Edition No. 901
EDITED BY PATRICE GREANVILLE
Nuggets of clarity, irony, humor and wisdom seen & overheard on the Net
Dispatch first iteration Nov 30 2017 | Collated and edited by Patrice Greanville
MAIN COMMENTERS: • Luciana Bohne • Chris Driscoll • Gio Con
This false premise is not simply “false” in the sense that T. makes a mistake of analysis. This false premise is conscious and deliberate.
Because the Popular Front was a policy assumed by the Comintern in 1935 in Moscow by the world communist parties with the explicit task of defeating fascism and T calls this policy a defense of capitalism, he can then implicate Stalin in the Popular Front’s supposed devious plot to save capitalism.

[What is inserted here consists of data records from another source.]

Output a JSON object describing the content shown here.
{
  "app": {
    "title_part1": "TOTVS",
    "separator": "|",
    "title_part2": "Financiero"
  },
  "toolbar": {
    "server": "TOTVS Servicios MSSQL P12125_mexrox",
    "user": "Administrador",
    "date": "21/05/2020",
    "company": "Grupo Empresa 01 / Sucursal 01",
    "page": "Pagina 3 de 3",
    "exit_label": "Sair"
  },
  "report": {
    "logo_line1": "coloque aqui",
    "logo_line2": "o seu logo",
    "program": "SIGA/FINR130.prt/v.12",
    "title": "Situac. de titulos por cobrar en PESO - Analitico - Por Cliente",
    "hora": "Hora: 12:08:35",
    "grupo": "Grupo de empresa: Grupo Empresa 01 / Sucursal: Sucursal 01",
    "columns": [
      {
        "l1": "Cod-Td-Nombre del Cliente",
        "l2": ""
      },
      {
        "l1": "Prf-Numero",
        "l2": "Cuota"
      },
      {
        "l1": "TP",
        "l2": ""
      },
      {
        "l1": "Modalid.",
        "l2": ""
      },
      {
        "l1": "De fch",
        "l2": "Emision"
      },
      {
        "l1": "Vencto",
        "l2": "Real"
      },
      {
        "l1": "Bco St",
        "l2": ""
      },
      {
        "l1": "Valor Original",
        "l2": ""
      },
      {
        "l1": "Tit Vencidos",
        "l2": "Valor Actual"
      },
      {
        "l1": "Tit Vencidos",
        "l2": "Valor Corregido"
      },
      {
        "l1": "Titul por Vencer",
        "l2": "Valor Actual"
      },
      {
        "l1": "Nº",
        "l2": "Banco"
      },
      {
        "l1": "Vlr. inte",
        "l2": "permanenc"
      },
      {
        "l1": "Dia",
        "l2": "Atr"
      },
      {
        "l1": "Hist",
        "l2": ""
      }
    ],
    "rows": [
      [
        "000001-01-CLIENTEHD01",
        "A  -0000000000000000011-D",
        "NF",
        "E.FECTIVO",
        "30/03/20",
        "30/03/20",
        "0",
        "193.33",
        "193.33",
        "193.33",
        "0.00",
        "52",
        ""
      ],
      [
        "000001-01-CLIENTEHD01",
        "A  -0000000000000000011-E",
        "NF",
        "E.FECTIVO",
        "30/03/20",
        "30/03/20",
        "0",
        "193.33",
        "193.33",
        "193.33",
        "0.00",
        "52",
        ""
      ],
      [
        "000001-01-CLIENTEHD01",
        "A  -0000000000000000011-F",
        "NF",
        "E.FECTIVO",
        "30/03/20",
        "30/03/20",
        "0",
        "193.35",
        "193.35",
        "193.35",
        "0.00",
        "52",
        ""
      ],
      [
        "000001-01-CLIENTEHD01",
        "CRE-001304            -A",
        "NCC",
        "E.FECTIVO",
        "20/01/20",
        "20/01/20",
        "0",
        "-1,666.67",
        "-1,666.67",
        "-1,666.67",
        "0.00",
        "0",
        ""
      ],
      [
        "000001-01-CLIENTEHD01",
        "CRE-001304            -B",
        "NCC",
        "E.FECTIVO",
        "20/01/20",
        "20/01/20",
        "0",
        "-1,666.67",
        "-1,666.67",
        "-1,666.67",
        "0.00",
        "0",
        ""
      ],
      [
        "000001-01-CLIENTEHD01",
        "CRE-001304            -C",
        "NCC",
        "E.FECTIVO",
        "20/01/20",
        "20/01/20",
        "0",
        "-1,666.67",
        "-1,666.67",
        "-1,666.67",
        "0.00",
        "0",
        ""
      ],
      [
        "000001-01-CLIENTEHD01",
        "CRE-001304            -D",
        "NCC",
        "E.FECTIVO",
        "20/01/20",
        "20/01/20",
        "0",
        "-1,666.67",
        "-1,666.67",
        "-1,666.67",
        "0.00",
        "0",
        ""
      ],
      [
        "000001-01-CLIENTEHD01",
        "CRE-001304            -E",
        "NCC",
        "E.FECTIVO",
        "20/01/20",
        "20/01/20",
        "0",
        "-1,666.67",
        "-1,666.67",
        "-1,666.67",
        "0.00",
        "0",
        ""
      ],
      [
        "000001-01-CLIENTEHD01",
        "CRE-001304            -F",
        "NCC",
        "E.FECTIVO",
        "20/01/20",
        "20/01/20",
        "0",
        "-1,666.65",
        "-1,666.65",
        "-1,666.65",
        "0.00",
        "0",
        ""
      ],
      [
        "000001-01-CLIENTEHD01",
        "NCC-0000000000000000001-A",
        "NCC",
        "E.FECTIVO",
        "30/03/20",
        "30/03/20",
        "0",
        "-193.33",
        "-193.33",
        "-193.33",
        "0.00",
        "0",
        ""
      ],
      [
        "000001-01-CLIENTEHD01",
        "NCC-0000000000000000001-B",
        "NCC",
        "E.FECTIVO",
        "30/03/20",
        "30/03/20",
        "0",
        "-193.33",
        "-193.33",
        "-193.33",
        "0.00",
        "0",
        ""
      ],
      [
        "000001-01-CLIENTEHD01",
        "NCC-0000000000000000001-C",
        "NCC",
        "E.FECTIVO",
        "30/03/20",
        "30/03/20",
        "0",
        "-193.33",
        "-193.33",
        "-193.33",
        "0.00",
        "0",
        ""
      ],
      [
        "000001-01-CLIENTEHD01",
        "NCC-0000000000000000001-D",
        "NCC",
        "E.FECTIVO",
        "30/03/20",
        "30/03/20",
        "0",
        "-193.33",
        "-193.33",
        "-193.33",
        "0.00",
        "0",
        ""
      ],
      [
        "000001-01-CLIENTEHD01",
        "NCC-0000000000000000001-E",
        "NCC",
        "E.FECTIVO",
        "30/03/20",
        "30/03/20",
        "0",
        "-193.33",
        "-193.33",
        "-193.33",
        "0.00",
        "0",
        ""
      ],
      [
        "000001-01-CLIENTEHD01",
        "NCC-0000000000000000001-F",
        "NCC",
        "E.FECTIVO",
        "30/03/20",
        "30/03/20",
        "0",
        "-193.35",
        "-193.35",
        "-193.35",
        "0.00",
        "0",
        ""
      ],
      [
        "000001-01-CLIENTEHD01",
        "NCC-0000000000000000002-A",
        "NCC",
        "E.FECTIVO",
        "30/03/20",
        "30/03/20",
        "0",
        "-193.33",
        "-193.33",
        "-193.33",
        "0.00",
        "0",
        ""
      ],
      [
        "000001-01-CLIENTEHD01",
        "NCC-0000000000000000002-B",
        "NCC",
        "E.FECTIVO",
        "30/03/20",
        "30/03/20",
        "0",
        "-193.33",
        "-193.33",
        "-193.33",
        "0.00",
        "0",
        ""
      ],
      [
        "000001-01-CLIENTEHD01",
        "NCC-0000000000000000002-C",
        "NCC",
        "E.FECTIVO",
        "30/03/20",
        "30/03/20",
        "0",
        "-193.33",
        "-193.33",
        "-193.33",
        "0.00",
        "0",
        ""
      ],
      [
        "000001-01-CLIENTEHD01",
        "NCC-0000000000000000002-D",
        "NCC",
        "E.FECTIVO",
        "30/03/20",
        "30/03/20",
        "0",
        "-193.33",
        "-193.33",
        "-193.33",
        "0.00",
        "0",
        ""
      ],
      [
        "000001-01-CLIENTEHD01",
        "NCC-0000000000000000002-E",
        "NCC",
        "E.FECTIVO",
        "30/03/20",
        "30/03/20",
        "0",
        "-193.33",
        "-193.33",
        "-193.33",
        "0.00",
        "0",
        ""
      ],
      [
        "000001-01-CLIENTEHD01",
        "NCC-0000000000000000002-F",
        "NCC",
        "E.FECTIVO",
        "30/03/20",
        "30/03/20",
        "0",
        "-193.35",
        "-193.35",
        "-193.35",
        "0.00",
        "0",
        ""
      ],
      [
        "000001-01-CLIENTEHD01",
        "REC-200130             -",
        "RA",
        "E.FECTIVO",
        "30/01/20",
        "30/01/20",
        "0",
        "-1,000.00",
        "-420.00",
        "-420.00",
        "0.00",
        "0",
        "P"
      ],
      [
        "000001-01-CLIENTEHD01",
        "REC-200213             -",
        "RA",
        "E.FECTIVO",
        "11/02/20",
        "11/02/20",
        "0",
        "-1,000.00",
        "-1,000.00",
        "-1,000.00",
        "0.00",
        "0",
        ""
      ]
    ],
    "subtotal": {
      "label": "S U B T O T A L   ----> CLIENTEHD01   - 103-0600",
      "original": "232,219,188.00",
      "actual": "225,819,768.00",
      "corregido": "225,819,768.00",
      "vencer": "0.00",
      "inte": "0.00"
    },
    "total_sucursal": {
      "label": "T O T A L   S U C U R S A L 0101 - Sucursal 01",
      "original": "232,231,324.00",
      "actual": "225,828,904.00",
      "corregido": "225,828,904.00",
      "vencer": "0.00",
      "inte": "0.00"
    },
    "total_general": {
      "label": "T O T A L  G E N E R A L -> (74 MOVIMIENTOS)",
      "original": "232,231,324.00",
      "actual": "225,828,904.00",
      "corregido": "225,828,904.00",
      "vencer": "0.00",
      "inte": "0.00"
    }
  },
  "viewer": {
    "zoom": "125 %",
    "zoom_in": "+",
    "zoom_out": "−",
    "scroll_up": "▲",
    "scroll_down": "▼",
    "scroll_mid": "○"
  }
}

So Trotsky portrays Stalin as the “gravedigger” of the revolution in Spain–as in Russia in 1917, he adds for good measure (it should be noted here that T became a Bolshevik in August 1917 and Stalin had been one from the beginning, had been paymaster of presses and party agents–knew them all personally–, had Lenin’s trust, and organized a network of bank robberies to fund party activities).
The “socialist revolution” in Spain was in T’s mind. It hadn’t happened. In reality, Spain had effected a bourgeois “revolution” and the fascists had engineered a military coup against it. These were the MAJOR fronts of the Spanish Civil War.
Enjoy the last sentences: the petty ad hominem alone should alert you to Ts questionable personal “objectivity” and snobbery. Stalin could be accused of many social solecisms but not of having a sluggish mind. Neither FDR nor Churchill found him slow on the uptick.
Trotsky: “By setting itself the task of rescuing the capitalist regime, the Popular Front doomed itself to military defeat. By turning Bolshevism on its head, Stalin succeeded completely in fulfilling the role of gravedigger of the revolution.
It ought to be added that the Spanish experience once again demonstrates that Stalin failed completely to understand either the October Revolution or the Russian civil war. His slow moving provincial mind lagged hopelessly behind the tempestuous march of events in 1917-21. In those of his speeches and articles in 1917 where he expressed his own ideas, his later Thermidorean “doctrine” is fully implanted. In this sense, Stalin in Spain in 1937 is the continuator of Stalin of the March 1917 conference of the Bolsheviks. But in 1917 he merely feared the revolutionary workers; in 1937 he strangled them. The opportunist had become the executioner.”